Wak in „weercrisis” van Viking
’s Nachts fonkelt het van de diamanten in het gras. ’s Morgens zitten er ijskristallen op de autoruit. Maar, mooier nog: de ijsvloer groeit. Schaatsfabrikanten spreken van stralend weer. „Wij hadden de afgelopen jaren niet te kampen met een kredietcrisis, maar met een weercrisis”, zegt Henk Vos van Viking Schaatsenfabriek.
Het is druk bij de schaatsfabrieken Viking in Almere en Zandstra in Joure. „We klagen niet”, zegt Vos van Viking. „De situatie is handelbaar. Het is niet chaotisch. Klanten moeten hooguit een kwartiertje, twintig minuten wachten. Ze krijgen een kopje koffie en voordat ze dat leeg hebben, staat hun karretje met schaatsen klaar.”Het scheelt dat er nog geen natuurijstochten zijn uitgeschreven, meent hij, waardoor de verkoop van noren -Vikings specialiteit- flink zou toenemen. Op dit moment „groeit die gestaag.”
Zo druk als elf jaar geleden -in 1997, toen de laatste Elfstedentocht werd gereden- is het nog niet, zegt Vos. Desalniettemin reisden sinds vorige week maandag „honderden” winkeliers naar Almere om hun voorraad schaatsen aan te vullen. Sommigen komen nog dezelfde dag terug omdat ze te weinig exemplaren hadden gehaald.
Exacte verkoopcijfers kan Vos niet geven. „Maar je kunt het zo zeggen: als we er jaarlijks 15.000 zouden verkopen, zouden dat er nu 115.000 zijn.”
Het bedrijf in Almere, dat ruim vijftig jaar geleden begon met schaatsen maken en uitgroeide tot een wereldmerk, verkoopt topschaatsen en middenklasseschaatsen. Viking werkt met vijftien mensen; op dit moment is het alle hens aan dek. Extra (uitzend)krachten zijn niet aangetrokken, omdat de tijd de kort zou zijn om hen in te werken. De duurdere Vikings worden gemaakt in Almere, de goedkopere in landen als China en Japan. De bijbehorende schoenen komen uit Italië en Roemenië.
Hoe Viking blijft bestaan, als het maar niet wil vriezen en de Hollandse winters zacht blijven? „Van de Nederlanders die op kunstijs schaatsen, koopt 80 procent Vikings”, zegt Vos. „Zo is het ook op wereldniveau.”

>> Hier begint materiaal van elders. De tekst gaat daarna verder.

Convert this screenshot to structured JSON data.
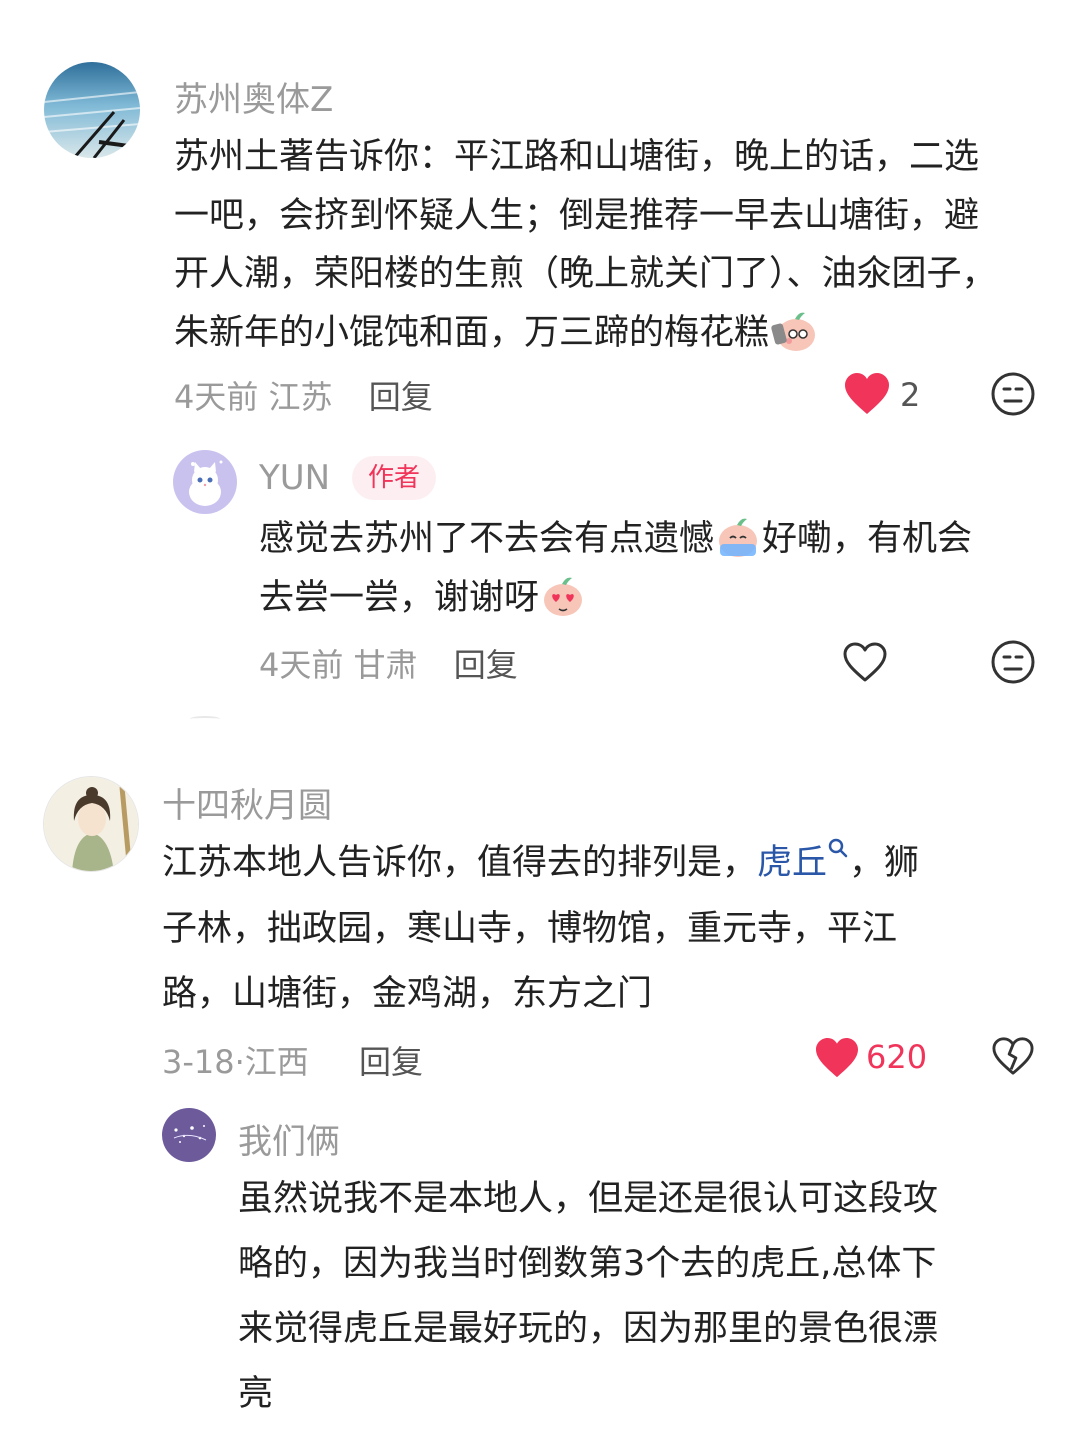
{
  "comments": [
    {
      "user": "苏州奥体Z",
      "lines": [
        "苏州土著告诉你：平江路和山塘街，晚上的话，二选",
        "一吧，会挤到怀疑人生；倒是推荐一早去山塘街，避",
        "开人潮，荣阳楼的生煎（晚上就关门了）、油氽团子，",
        "朱新年的小馄饨和面，万三蹄的梅花糕"
      ],
      "time": "4天前",
      "location": "江苏",
      "reply_label": "回复",
      "likes": "2",
      "liked": true,
      "replies": [
        {
          "user": "YUN",
          "badge": "作者",
          "line1_a": "感觉去苏州了不去会有点遗憾",
          "line1_b": "好嘞，有机会",
          "line2": "去尝一尝，谢谢呀",
          "time": "4天前",
          "location": "甘肃",
          "reply_label": "回复",
          "liked": false
        }
      ]
    },
    {
      "user": "十四秋月圆",
      "line1_a": "江苏本地人告诉你，值得去的排列是，",
      "line1_link": "虎丘",
      "line1_b": "，狮",
      "line2": "子林，拙政园，寒山寺，博物馆，重元寺，平江",
      "line3": "路，山塘街，金鸡湖，东方之门",
      "time": "3-18·",
      "location": "江西",
      "reply_label": "回复",
      "likes": "620",
      "liked": true,
      "replies": [
        {
          "user": "我们俩",
          "lines": [
            "虽然说我不是本地人，但是还是很认可这段攻",
            "略的，因为我当时倒数第3个去的虎丘,总体下",
            "来觉得虎丘是最好玩的，因为那里的景色很漂",
            "亮"
          ]
        }
      ]
    }
  ],
  "colors": {
    "like_red": "#f0345a",
    "meta_gray": "#9a9a9a",
    "link_blue": "#2b57a8",
    "badge_bg": "#fdeff1"
  },
  "icons": [
    "heart-filled-icon",
    "heart-outline-icon",
    "dislike-face-icon",
    "broken-heart-icon",
    "search-icon"
  ]
}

Schaatsen gaat altijd door, geeft ook Marco Flap van Zandstra uit Joure aan, de tweede grote schaatsfabrikant in Nederland. Het Friese bedrijf produceert en verkoopt sinds 1931 schaatsen. „Nederland telt zo’n 25 kunstijsbanen, dus daar is altijd actie. Een belangrijke hoeveelheid van onze productie gaat daarheen.” Verder exporteert Zandstra, naar Scandinavië bijvoorbeeld, waar elk jaar wordt geschaatst. „Wij maken modellen die daar populair zijn. In landen als Noorwegen, Zweden en Finland heerst trouwens een andere mentaliteit dan hier. Hollanders zijn voor gezelligheid, nemen de buren mee en zoeken koek-en-zopietenten op. In Scandinavië binden mensen de schaatsen onder, hijsen ze hun rugzak op de rug en gaan ze de wijde natuur in.”
Zandstra heeft zo’n twintig werknemers. „Parttimers werken deze dagen voor 120 procent.” Een detaillist kwam maandagavond om 20.00 uur zijn voorraad aanvullen; de ochtend daarna -gisterochtend- stond hij er weer. „Ze komen uit Zuid-Holland en Zeeland tot vanuit het puntje van Groningen.”
Hoeveel schaatsen er de deur uitgaan? Flap: „Ik denk: heel veel meer dan tien keer zo veel als normaal.” Hij heeft geen idee wat dat betekent voor de omzet. „Het maakt nogal verschil of we kinderschaatsen van 10 euro verkopen of klapschaatsen van 200 à 300 euro.”
Over de huidige drukte, waarin hij zomaar tachtig winkeliers per uur kan zien langskomen, is hij „heel positief.” „Dit is waar we op wachten. Voor liefhebbers van natuurijs is dit prachtig mooi.” Zelf schaatst Flap ook graag, maar nu even niet. „Geen tijd.”